We were Federal adoptions, our
birthplace under Federal law, not
getting its own for two decades,
and her adoption wasn’t final so she
was re-placed and never replaced.

She won’t inherit as I will from
my cousin who died having no
siblings, spouse, children,
nieces or nephews, who left
no will, who left only kind memories.

CURFEW

We sat in the cramped kitchen
huddled around the stove
the open oven door spreading
a faint warmth that barely
slid through the winter chill.
The bare bulb in the ceiling
strained and flickered
fighting to hold as the generators
were shut down, and darkness
enveloped our small world.
The sky was lit by the flares
and the odor of exploding shells
seeped through the towel
sealed windows covered
in the tattered bedsheets
too thin to afford warmth.
Ibrahim had been gone two weeks
sneaking out of the city
to join his brothers in Gorazde
or Tuzla, or wherever it was
that they were struggling
to save what little was left.
We huddled under the small table
and dreamed of the taste
of fresh bread, or even pork.
In the morning he would run
among the craters in the streets
in search of the convoy
and the handouts, which we
would raven as the sun set
over our war torn hell.

First published in Legal Studies Forum, Vol.

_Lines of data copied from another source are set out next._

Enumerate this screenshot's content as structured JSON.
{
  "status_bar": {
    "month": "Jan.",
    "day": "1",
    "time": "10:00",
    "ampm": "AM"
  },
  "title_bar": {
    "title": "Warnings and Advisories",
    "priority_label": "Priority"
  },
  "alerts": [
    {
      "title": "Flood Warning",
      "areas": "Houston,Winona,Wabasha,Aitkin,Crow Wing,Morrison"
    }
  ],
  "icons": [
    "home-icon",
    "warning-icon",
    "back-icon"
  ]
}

XXX, No. 1 & 2, 2006

A WELL REHEARSED SILENCE

Of course there is something I ought
to say, moments like this require it,
it goes without saying, painfully.

I practiced lines for hours, rehearsed
in my dreams for weeks, knew
for years I’d be rendered mute.

My tongue swells, threatening
to escape my mouth or take refuge
deep within my esophagus.

Your silence is only compounding
my anxiety, how can I, a man
of words, be rendered silent

by the thought of speaking to you,
of telling you that I finally now
joyously have what I feared I wouldn’t ever.

A wife and lover deserves
better than this.

WAITING, STILL

I stood on the corner
waiting patiently for you.

It seemed like hours.

It was probably minutes
but Einstein was right
about relativity also.

You never arrived,
but I hadn’t expected
you to do so, that was
the nature of us.

I will wait again
in two weeks.

Same corner as usual,
but an hour earlier.

You will not show up
and will offer the same
excuse you do always.

Why do you assume
being dead excuses
your duties as the parent
I never got to meet?

A LEG UP

We agree we must
learn the rules, to master
the game, practice until
the moves are second nature.
We have three weeks
to do all of this, then
Place the game box
back on the shelf
to be discovered
and taken down, opened
spread out on the table,
impatience controlling.
Want to ensure
that one of us will win,
at least at first, though
we know that in time
she will handily best us
as she always does.
But just this once
we hope to get a leg up
on our eight-year-old granddaughter.